一応ファンを自称しているけれど、好かれているのか、嫌われているのか分からない状態だったのでしょう。
ですが、その子がアイドルを引退する日、そのおじさんは「ずっと君を応援していた!応援していて良かった!」と誰よりも大号泣したそうです。
このエピソードだけを聞くとおじさんの行動は支離滅裂に思えるし、実際そのアイドルの子は「は?応援されたお覚え無いし。意味分からんわー」くらいのエピソードとして語って居ました。
私も最初この話を聞いた時には変な人だなとしか思いませんでしたが、これを「推しの特別になりたい行動」の一環として考えると、おじさんの空回りっぷりが理解出来ました。
確かに、おじさんの思惑通り、特別嫌われるという事で、彼女にとっては「特別なファン」にはなれたのでしょう。
■唯一神ではなくなる偶像
昔は、テレビに出られるトップ中のトップのアイドルしか、世間に認知されない時代でした。
でも今は、ほぼ一般人の配信者などの事も「推し」に出来てしまう世の中で
嫌な言い方をすれば代わりはいくらでも居るのです。
「好き」な相手への執着というのは「こんなに好きになれる人、次いつ現れるか分からない」という
不安な気持ちも含まれていると思います。
次が無限に現れるのであれば、一人一人への思い入れの深さの違いは絶対にあります。
■結婚を受け入れられないファンの方が正常
結婚を悲しむ気持ちを持っているファンの方が正常だとすら思えます。
特に推しが女性の場合は今と同じ活動が出来なくなるリスクが高いからです。
単純に生活環境が大きく変わる訳で、今の日本ではその変化は女性の方が大きいです。
そして結婚に付随して妊娠出産となると年単位で仕事を休まなければいけない。
芸能の仕事だと、休んだ後仕事復帰出来る保証もない。
たった1人のファンが結婚を認めたからって解決する問題は何一つありません。
何の保証も出来る訳じゃないのに、「早く結婚しろ」は、無責任極まりないのです。
それを全て踏まえると私には「早く結婚しろ」は「お前なんか要らない」と聞こえるのです。

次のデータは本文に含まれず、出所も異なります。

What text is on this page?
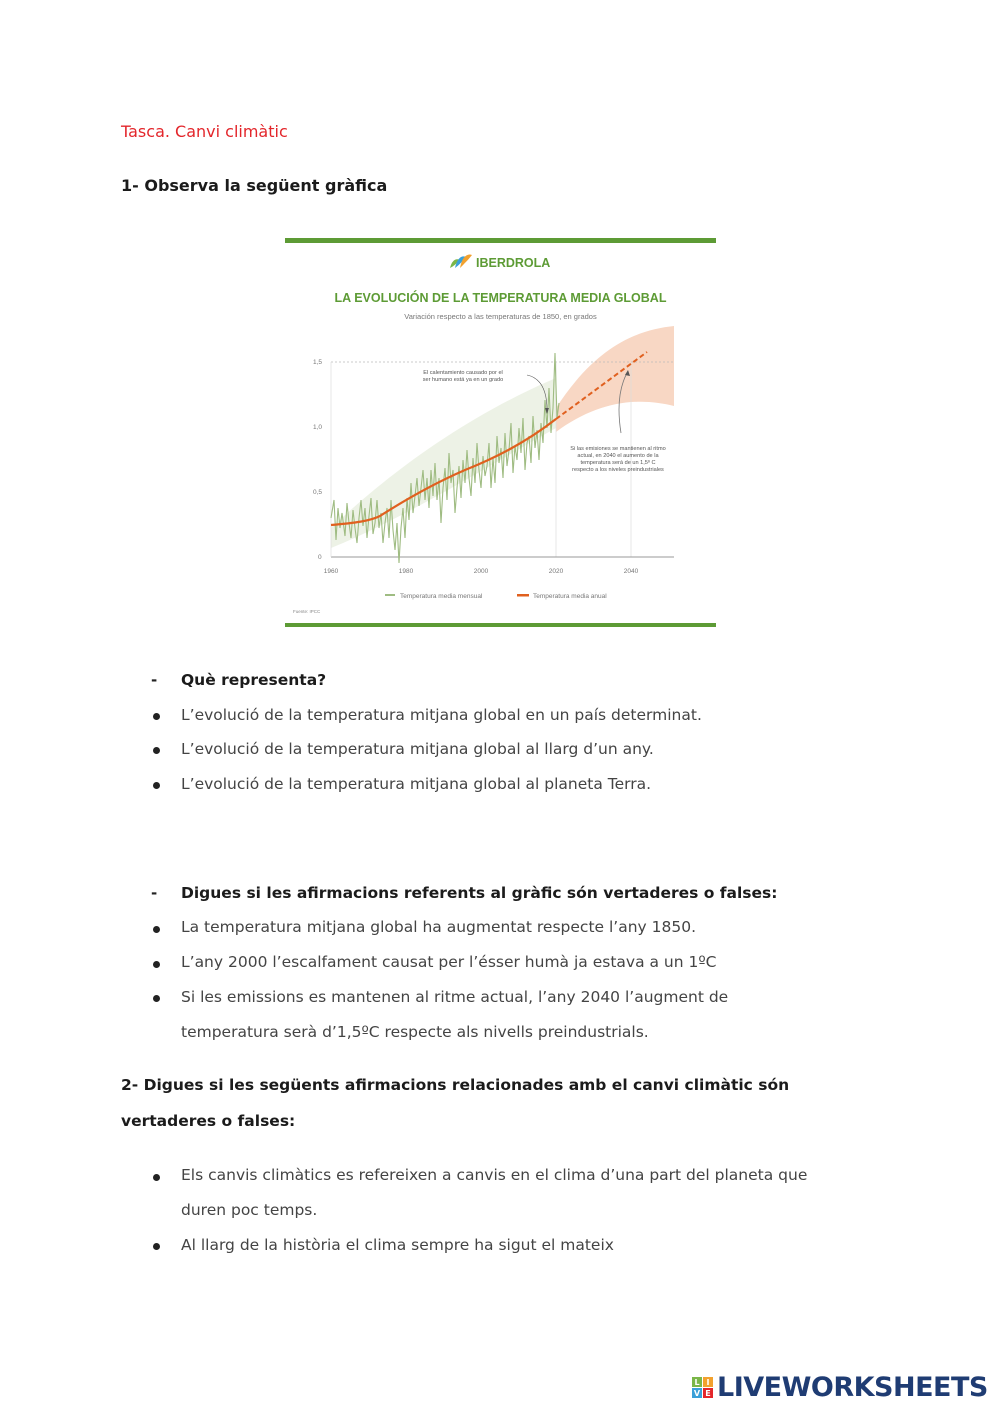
Tasca. Canvi climàtic
1- Observa la següent gràfica
IBERDROLA
LA EVOLUCIÓN DE LA TEMPERATURA MEDIA GLOBAL
Variación respecto a las temperaturas de 1850, en grados
1,5
1,0
0,5
0
1960	1980	2000	2020	2040
El calentamiento causado por el
ser humano está ya en un grado
Si las emisiones se mantienen al ritmo
actual, en 2040 el aumento de la
temperatura será de un 1,5º C
respecto a los niveles preindustriales
Temperatura media mensual	Temperatura media anual
Fuente: IPCC
- Què representa?
L’evolució de la temperatura mitjana global en un país determinat.
L’evolució de la temperatura mitjana global al llarg d’un any.
L’evolució de la temperatura mitjana global al planeta Terra.
- Digues si les afirmacions referents al gràfic són vertaderes o falses:
La temperatura mitjana global ha augmentat respecte l’any 1850.
L’any 2000 l’escalfament causat per l’ésser humà ja estava a un 1ºC
Si les emissions es mantenen al ritme actual, l’any 2040 l’augment de
temperatura serà d’1,5ºC respecte als nivells preindustrials.
2- Digues si les següents afirmacions relacionades amb el canvi climàtic són
vertaderes o falses:
Els canvis climàtics es refereixen a canvis en el clima d’una part del planeta que
duren poc temps.
Al llarg de la història el clima sempre ha sigut el mateix
L I
V E LIVEWORKSHEETS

たった1人の推しが、生活環境が変わり、今までと全く同じ活動が出来なくなる。
それは悲しくて当たり前なのでは無いでしょうか?
■ただの正常性バイアス
私がこの「推しの特別になりたいだけの人」と混同しないように気を付けようと思っているのは
本当はショックだけど、正常性バイアスで「全然平気!むしろ望んでたし!」と言ってる人です。
最大の違いは、このパターンの人は結婚後に現れること。
結婚前の推しに結婚を勧める行為とは根本が違います。
この人達に「いやそんな事言って推しが引退しちゃうかもしれない可能性考えてる?」などと詰め寄ると
余計に追い詰める事になるので、止めましょう。
■ファンを超えた先にあるもの
他のファンよりも一歩先へ行こうと押し退けて必死になってるだけで、本質は何も変わらない。
ファンを超えて恋人
ファンを超えて指導者
ファンを超えて理解者
ファンを超えて友達
彼らは、次は何になりたがるのでしょう?
でもきっと、何になってもファンと推しの関係性は永遠に変わらないものなのでしょう。
何にもなれない自分を諦めて、推しを推せるのが1番幸せなのだろうと思います。